Las disrupciones familiares y los pequeños cataclismos hogareños han estado presentes en el cine de Asghar Farhadi desde sus inicios. En una jugada profesional muy inteligente, el iraní comenzó su carrera recurriendo a la “estrategia Akira Kurosawa” en pos de occidentalizar su producción, por lo que se apartó de las bazofias insustanciales con las que su país inundó -durante la década de los 90- el mercado festivalero facilista y el ámbito internacional de propensión arty. El director decidió combinar el naturalismo descarnado y los clanes conflictivos de John Cassavetes con cierta estructura y/ o detalles del suspenso más sutil, en su versión Nouvelle Vague (por lo general encontramos dosis iguales de verborragia a la Claude Chabrol y una minuciosidad humanista símil François Truffaut).
Su regreso, luego de haber ganado el Oscar a mejor película extranjera con la extraordinaria La Separación (Jodaeiye Nader az Simin, 2011), lo encuentra reincidiendo en sus tópicos habituales aunque volcando la balanza hacia el drama minimalista, en lo que podríamos leer como una necesidad de mantenerse en su “zona de confort” pero con la intención de profundizar sobre algunas aristas específicas. Si bien El Pasado (Le Passé, 2013) continúa en la línea conceptual centrada en una serie de realidades paralelas que amenazan con derivar en una convergencia con destino de colapso, en esta oportunidad el misterio por detrás del accionar de los protagonistas no lo es tanto y el relato está más focalizado en el desarrollo de personajes y sus determinaciones ante el entorno paradójico que les toca vivir.
Cuando Ahmad (Ali Mosaffa) llega a París para firmar su divorcio con Marie (Bérénice Bejo), casi de inmediato termina en medio de un huracán psicológico en el que sus hijastras no ven con buenos ojos la relación de la mujer con Samir (Tahar Rahim), un hombre cuya esposa se encuentra en coma a raíz de un intento de suicidio.
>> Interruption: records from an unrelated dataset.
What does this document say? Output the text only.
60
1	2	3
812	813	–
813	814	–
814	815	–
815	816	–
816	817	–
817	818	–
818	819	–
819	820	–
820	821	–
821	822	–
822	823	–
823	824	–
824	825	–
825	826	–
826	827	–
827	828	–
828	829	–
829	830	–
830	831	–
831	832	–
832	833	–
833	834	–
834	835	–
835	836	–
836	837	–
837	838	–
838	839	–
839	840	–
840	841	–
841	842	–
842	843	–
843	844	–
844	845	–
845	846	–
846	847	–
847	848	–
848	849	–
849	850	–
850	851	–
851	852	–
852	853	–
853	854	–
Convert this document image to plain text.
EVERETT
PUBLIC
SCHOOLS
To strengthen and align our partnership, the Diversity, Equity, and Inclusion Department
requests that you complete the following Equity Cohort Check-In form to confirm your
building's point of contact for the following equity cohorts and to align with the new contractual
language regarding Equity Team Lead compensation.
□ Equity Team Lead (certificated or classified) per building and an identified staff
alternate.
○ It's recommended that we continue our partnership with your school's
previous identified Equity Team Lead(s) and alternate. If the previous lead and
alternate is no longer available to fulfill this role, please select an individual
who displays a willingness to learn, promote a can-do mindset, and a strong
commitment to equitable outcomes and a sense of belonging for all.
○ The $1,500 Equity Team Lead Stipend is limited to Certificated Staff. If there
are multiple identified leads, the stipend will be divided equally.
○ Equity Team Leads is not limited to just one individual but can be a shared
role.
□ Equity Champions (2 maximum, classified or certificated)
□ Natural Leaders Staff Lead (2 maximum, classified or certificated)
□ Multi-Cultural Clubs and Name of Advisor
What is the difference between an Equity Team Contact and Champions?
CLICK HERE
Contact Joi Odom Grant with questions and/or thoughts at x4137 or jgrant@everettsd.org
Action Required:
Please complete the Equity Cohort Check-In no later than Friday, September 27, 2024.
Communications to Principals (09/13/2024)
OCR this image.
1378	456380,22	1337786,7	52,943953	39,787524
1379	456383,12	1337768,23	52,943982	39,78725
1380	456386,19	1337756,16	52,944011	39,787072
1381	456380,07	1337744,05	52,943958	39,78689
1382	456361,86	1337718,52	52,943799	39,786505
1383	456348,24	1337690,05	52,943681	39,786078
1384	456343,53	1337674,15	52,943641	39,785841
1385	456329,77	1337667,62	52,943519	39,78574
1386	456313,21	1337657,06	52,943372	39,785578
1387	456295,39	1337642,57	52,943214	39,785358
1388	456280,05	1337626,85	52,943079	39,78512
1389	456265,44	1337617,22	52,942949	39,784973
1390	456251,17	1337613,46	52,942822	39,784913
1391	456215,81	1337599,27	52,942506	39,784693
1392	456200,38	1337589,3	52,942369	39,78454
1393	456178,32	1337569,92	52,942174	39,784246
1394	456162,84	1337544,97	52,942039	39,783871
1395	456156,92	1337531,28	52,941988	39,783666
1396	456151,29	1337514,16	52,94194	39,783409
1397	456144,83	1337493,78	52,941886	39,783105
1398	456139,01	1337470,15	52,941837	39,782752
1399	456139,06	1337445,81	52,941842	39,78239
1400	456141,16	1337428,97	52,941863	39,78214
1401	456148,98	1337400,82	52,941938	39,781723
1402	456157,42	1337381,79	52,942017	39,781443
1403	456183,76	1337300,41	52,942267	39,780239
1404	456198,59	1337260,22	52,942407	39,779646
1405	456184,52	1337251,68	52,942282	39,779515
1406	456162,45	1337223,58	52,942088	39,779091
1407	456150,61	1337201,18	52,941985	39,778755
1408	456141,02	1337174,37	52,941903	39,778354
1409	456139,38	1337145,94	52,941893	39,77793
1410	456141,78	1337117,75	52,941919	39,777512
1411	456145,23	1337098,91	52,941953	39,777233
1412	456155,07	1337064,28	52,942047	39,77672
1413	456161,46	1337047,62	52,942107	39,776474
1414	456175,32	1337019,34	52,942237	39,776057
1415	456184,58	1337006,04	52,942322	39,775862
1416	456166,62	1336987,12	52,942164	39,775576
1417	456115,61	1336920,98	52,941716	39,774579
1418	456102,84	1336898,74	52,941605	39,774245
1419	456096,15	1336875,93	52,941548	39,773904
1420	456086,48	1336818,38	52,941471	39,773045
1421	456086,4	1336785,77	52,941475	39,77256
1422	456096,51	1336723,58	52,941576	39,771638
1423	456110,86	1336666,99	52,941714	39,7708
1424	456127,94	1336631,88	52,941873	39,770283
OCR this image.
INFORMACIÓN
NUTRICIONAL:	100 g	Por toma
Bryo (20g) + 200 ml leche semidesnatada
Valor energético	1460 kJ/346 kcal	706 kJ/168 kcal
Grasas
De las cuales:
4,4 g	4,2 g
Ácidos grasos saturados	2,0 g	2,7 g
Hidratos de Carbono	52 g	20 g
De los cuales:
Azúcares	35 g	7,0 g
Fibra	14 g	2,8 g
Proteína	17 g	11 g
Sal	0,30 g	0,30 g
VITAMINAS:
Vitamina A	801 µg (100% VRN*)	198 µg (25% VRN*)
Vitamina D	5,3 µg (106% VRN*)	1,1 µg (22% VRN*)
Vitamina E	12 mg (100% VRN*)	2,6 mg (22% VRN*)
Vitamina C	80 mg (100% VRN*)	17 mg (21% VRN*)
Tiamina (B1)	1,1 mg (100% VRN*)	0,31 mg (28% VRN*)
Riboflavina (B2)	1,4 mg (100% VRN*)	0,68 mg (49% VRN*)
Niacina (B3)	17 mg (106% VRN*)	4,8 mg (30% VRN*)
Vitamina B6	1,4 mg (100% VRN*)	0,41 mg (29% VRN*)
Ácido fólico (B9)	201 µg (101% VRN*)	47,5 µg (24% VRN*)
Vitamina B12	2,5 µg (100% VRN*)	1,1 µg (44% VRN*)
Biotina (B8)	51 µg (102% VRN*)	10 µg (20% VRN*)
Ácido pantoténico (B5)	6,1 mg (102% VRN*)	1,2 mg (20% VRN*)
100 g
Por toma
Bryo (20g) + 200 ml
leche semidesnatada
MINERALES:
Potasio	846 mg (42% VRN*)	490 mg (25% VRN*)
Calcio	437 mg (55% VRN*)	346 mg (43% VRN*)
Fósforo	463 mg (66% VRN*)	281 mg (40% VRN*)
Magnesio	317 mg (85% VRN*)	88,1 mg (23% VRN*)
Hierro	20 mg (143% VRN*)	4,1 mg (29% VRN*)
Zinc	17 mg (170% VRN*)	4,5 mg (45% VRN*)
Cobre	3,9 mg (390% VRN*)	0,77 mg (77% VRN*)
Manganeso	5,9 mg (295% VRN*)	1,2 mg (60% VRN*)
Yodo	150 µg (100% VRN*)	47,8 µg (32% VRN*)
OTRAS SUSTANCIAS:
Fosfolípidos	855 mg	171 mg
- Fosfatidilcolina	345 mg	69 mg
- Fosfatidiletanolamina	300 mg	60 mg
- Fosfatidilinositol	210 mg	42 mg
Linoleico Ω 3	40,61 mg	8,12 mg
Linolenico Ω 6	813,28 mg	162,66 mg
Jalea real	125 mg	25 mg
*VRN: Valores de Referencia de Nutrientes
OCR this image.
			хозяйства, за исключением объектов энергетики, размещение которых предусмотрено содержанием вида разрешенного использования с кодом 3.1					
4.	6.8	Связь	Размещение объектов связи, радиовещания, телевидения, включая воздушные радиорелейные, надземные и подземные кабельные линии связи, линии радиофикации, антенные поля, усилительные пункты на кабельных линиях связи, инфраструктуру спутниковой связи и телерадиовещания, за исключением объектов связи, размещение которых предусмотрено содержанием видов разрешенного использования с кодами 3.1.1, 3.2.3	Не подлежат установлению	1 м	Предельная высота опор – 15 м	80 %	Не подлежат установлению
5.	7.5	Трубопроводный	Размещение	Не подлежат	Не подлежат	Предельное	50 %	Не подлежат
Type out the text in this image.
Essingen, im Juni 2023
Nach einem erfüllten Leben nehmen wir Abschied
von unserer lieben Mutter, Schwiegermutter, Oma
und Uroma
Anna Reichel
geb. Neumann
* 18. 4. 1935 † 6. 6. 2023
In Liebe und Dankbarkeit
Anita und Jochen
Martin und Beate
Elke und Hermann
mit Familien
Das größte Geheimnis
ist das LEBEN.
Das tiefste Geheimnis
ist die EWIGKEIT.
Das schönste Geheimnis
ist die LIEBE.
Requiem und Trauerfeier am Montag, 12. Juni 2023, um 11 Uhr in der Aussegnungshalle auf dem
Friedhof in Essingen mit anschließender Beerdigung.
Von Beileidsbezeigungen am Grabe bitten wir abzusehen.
Una vez más el cineasta brinda información relevante con cuentagotas y se preocupa por el trasfondo de cada uno de los miembros de la familia: el trabajo, la educación, el cariño y las eventualidades de antaño construyen una cosmovisión particular que choca con la del prójimo. De hecho, aquí la posibilidad del olvido funciona como un cáliz de amor por el que pugnan seres multidimensionales en plena búsqueda de una “solución negociada” a sus rompecabezas.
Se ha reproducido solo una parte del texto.